There has been much discussion recently about the effects of import tariffs in depressing sales of wine in the USA, as well as discussions about a current glut of domestic wine grapes (eg. The perilous state of the US wine industry?). However, to put these data in context we need an “expectation” for what US wine sales might look like in the short-term future, independent of such influences.
By this, I mean that discussions of the current situation in any wine market need to be based on more than just reports of the current situation compared to, say, last year. We need some insight into what has happened in the past and how it might relate to the near future. What we have at the moment is apparently contradictory reports (and opinions) about the current status of the US wine market. We need some sort of formal “expectation” of where we are at, in order to put things into context.
Such a thing can be produced using mathematical forecasts, in the same manner as a weather bureau produces forecasts for tomorrow’s weather. We take our knowledge of the current situation, and formally add to it our knowledge of what has happened in the past under similar circumstances. This often works remarkably well, until something comes along to disturb the current situation. For example, James Lawrence recently re-visited his wine-industry forecasts from last year, and discovered a number of disrupting factors that nullified those forecasts (The folly of wine prophecy).
The US wine market
As far as US wine sales are concerned, the bw166 group has recently released some long-term data for the U.S. Beverage Alcohol Market, based on information from The Alcohol and Tobacco Tax and Trade Bureau. Their summary of the US Beer Wine & Spirits January 2020 provides a graph of the number of wine cases entering commerce from 1960 to 2019, as shown here.
The data are interpreted by the author(s) as showing that “wine experienced strong growth for 25 years but that growth has slowed.” It seems to me that we can turn this into a quantitative forecast for the next few years.
We need to ignore the dotted polynomial provided by bw166 in their graph, as it is of no use for forecasting. When I look at the graph, I see two super-imposed patterns: a long-term linear trend (market growth) and a repeated cycle (ups and downs in the size of the market). So, to make the mathematical forecast, we first need to separate these two patterns. The next graph shows the linear trend as a straight line.
If we now subtract this straight line from the data, we are left with a clear view of the cyclical pattern, as shown in the next graph.
It is this cyclical pattern of ups and downs in the US wine market that is of most interest for our forecast. It shows (at the left) a dip in the market until the mid-1960s, followed by an uptrend until the mid-1980s, then a sharp downturn until the mid 1990s, and followed by another uptrend until the mid-2010s. The regularity of these cycles provides a clear forecast for the near future.
The current growth of the US wine market has covered the past c. 20 years, as it also did in the previous cycle (mid-60s to mid-80s). That previous growth was followed by a c. 10-year decline (mid-80s to mid-90s). My forecast as to what comes next should now be obvious — a repeat of the previous cycle.

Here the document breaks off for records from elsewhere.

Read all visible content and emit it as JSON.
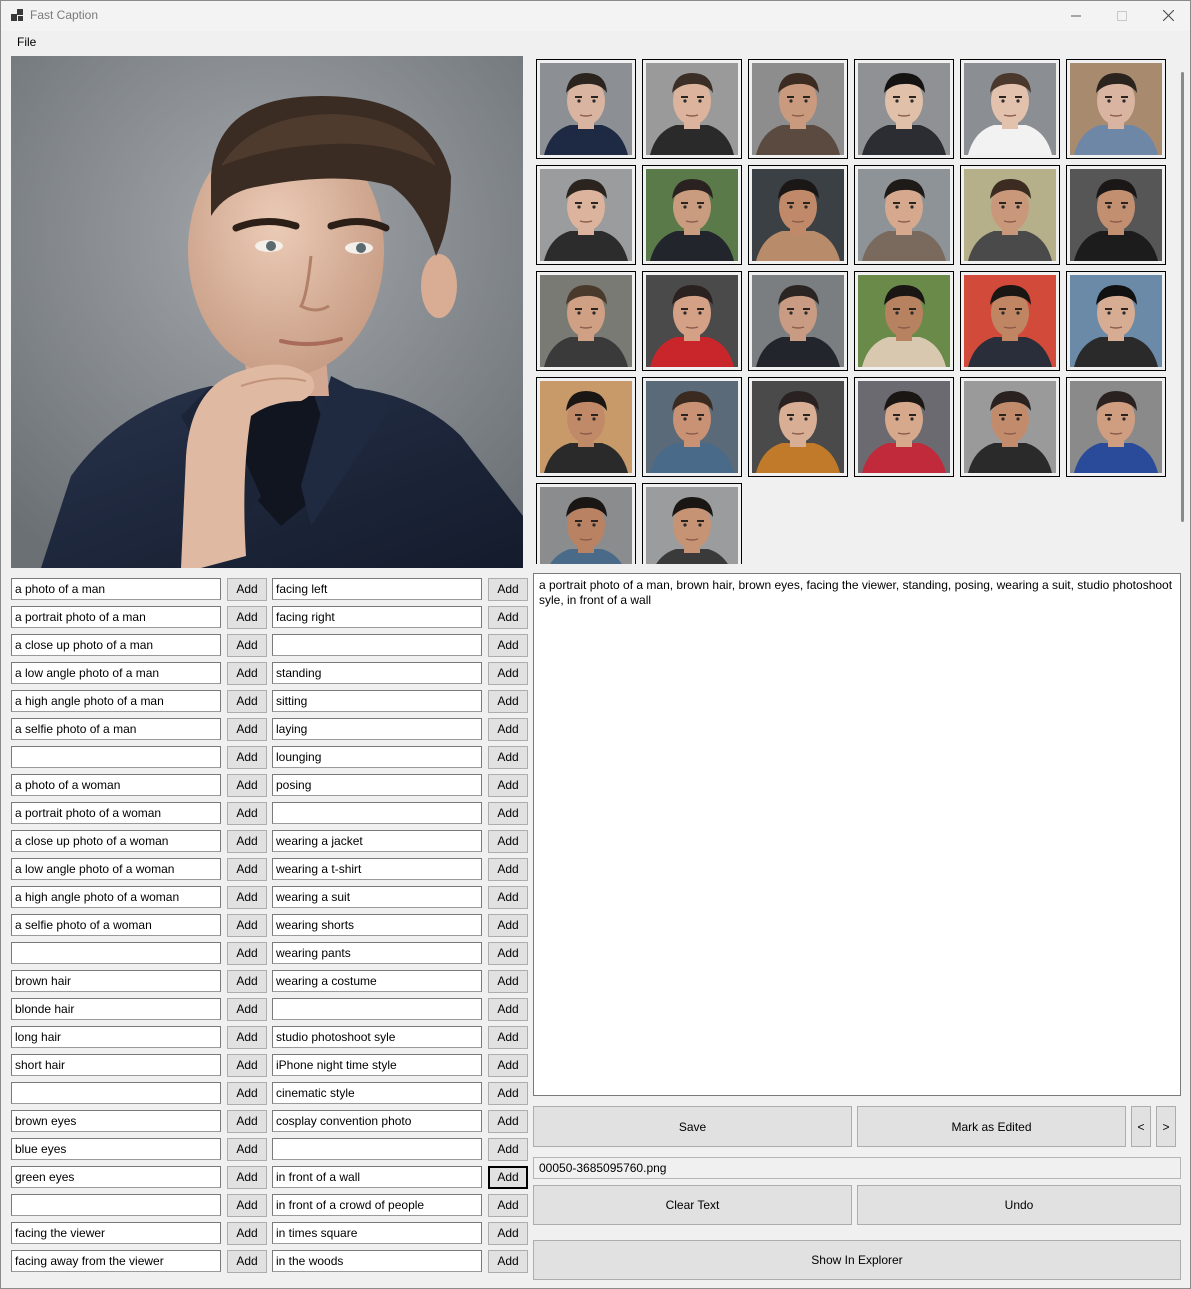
{
  "window": {
    "title": "Fast Caption",
    "controls": {
      "minimize": "minimize-icon",
      "maximize": "maximize-icon",
      "close": "close-icon"
    }
  },
  "menu": {
    "items": [
      "File"
    ]
  },
  "preview": {
    "image": "man-in-navy-suit-portrait"
  },
  "thumbnails": [
    {
      "skin": "#d9b4a0",
      "hair": "#2b231e",
      "shirt": "#1e2a44",
      "bg": "#8c9094"
    },
    {
      "skin": "#dcb39c",
      "hair": "#3a2e26",
      "shirt": "#2a2a2a",
      "bg": "#9a9a9a"
    },
    {
      "skin": "#c99a7e",
      "hair": "#3b2b21",
      "shirt": "#5a4a40",
      "bg": "#8d8d8d"
    },
    {
      "skin": "#e0c0a8",
      "hair": "#151312",
      "shirt": "#2b2d33",
      "bg": "#8f9194"
    },
    {
      "skin": "#e3c2ad",
      "hair": "#4a382c",
      "shirt": "#f2f2f2",
      "bg": "#8b8e92"
    },
    {
      "skin": "#d9b4a0",
      "hair": "#2b231e",
      "shirt": "#6f87a6",
      "bg": "#a88a6e"
    },
    {
      "skin": "#dcb39c",
      "hair": "#2b231e",
      "shirt": "#2c2c2c",
      "bg": "#9a9c9e"
    },
    {
      "skin": "#c99b7f",
      "hair": "#2a2220",
      "shirt": "#22262c",
      "bg": "#5a7a4a"
    },
    {
      "skin": "#c08a6a",
      "hair": "#1b1716",
      "shirt": "#b88b6a",
      "bg": "#3a4044"
    },
    {
      "skin": "#d6a98e",
      "hair": "#1e1a18",
      "shirt": "#7a6a5e",
      "bg": "#8d9396"
    },
    {
      "skin": "#c9977a",
      "hair": "#3b2b21",
      "shirt": "#4a4a4a",
      "bg": "#b5b08a"
    },
    {
      "skin": "#c38f71",
      "hair": "#1a1716",
      "shirt": "#1c1c1c",
      "bg": "#565656"
    },
    {
      "skin": "#cfa084",
      "hair": "#4a3a2c",
      "shirt": "#3a3a3a",
      "bg": "#7a7a74"
    },
    {
      "skin": "#d4a187",
      "hair": "#2a2220",
      "shirt": "#c8262a",
      "bg": "#4a4a4a"
    },
    {
      "skin": "#c99b82",
      "hair": "#2a2422",
      "shirt": "#22262c",
      "bg": "#7a7e80"
    },
    {
      "skin": "#b7825f",
      "hair": "#1a1614",
      "shirt": "#d8c8b0",
      "bg": "#6a8a4a"
    },
    {
      "skin": "#c08664",
      "hair": "#1a1614",
      "shirt": "#2a2e3a",
      "bg": "#d24a3a"
    },
    {
      "skin": "#d6ac92",
      "hair": "#111111",
      "shirt": "#2a2a2a",
      "bg": "#6a8aa8"
    },
    {
      "skin": "#c08a68",
      "hair": "#1a1614",
      "shirt": "#2a2a2a",
      "bg": "#c89a6a"
    },
    {
      "skin": "#c99274",
      "hair": "#3a2a20",
      "shirt": "#4a6a8a",
      "bg": "#5a6a78"
    },
    {
      "skin": "#d8ae94",
      "hair": "#2a2220",
      "shirt": "#c07a2a",
      "bg": "#4a4a4a"
    },
    {
      "skin": "#d6a88c",
      "hair": "#1a1614",
      "shirt": "#c02a3a",
      "bg": "#6a6a70"
    },
    {
      "skin": "#c28c6c",
      "hair": "#2a2220",
      "shirt": "#2a2a2a",
      "bg": "#9a9a9a"
    },
    {
      "skin": "#cf9e80",
      "hair": "#2a2220",
      "shirt": "#2a4a9a",
      "bg": "#8a8a8a"
    },
    {
      "skin": "#b98262",
      "hair": "#1a1614",
      "shirt": "#4a6a8a",
      "bg": "#8a8c8e"
    },
    {
      "skin": "#c69474",
      "hair": "#1a1614",
      "shirt": "#3a3a3a",
      "bg": "#9a9c9e"
    }
  ],
  "tags": {
    "left": [
      "a photo of a man",
      "a portrait photo of a man",
      "a close up photo of a man",
      "a low angle photo of a man",
      "a high angle photo of a man",
      "a selfie photo of a man",
      "",
      "a photo of a woman",
      "a portrait photo of a woman",
      "a close up photo of a woman",
      "a low angle photo of a woman",
      "a high angle photo of a woman",
      "a selfie photo of a woman",
      "",
      "brown hair",
      "blonde hair",
      "long hair",
      "short hair",
      "",
      "brown eyes",
      "blue eyes",
      "green eyes",
      "",
      "facing the viewer",
      "facing away from the viewer"
    ],
    "right": [
      "facing left",
      "facing right",
      "",
      "standing",
      "sitting",
      "laying",
      "lounging",
      "posing",
      "",
      "wearing a jacket",
      "wearing a t-shirt",
      "wearing a suit",
      "wearing shorts",
      "wearing pants",
      "wearing a costume",
      "",
      "studio photoshoot syle",
      "iPhone night time style",
      "cinematic style",
      "cosplay convention photo",
      "",
      "in front of a wall",
      "in front of a crowd of people",
      "in times square",
      "in the woods"
    ],
    "add_label": "Add"
  },
  "caption": {
    "text": "a portrait photo of a man, brown hair, brown eyes, facing the viewer, standing, posing, wearing a suit, studio photoshoot syle, in front of a wall"
  },
  "buttons": {
    "save": "Save",
    "mark_edited": "Mark as Edited",
    "prev": "<",
    "next": ">",
    "clear_text": "Clear Text",
    "undo": "Undo",
    "show_in_explorer": "Show In Explorer"
  },
  "filename": "00050-3685095760.png"
}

That is, what looks like a current “market slow-down” in the original bw166 data (graph 1) looks very much like the beginning of a decline, to me. This is actually what we would (sadly) expect to happen about now, based on the previous cycle (graph 3). The decline is obscured in the original graph (graph 1) because it is masked by the long-term linear growth pattern (ie. linear growth + cyclical decline = apparent slow-down) — it is only when the two patterns are separated that they become clear.
This forecast helps explain the supposed contradiction between the bw166 data analysis, which reports an annual 1.1% increase in the size of the US market, and the recent data analysis from the International Wines and Spirits Record (IWSR), which reports a 0.9% decrease (US wine consumption falls for first time in 25 years). Neither of these reports is intrinsically “better” than the other — the former simply reflects the linear trend (graph 2) and the latter reflects the cyclical pattern (graph 3).
Anyway, there is my (unfortunate) forecast. As with all mathematical forecasts, its limitations are that it assumes that: (i) the current data are accurate and relevant; (ii) there are sufficient past relevant data to recognize the pertinent long-term patterns; and (iii) nothing new comes along to disrupt the current situation. The recent wrangle about tariffs is a relevant example of a potentially disruptive influence, as would be increasing effects of climate change.
However, if the forecast is accurate, at least in the short-term, then US wineries may soon need to place more reliance on their export markets (California export boosters aim for 37% more wine abroad by 2030). The alternative, I guess, is to reduce their vineyard area (eg. Wine slump threatens California vineyard cull).
PS. You may like to try the same analysis on the bw166 graph for the size of the US spirits market, which shows remarkably similar cycles.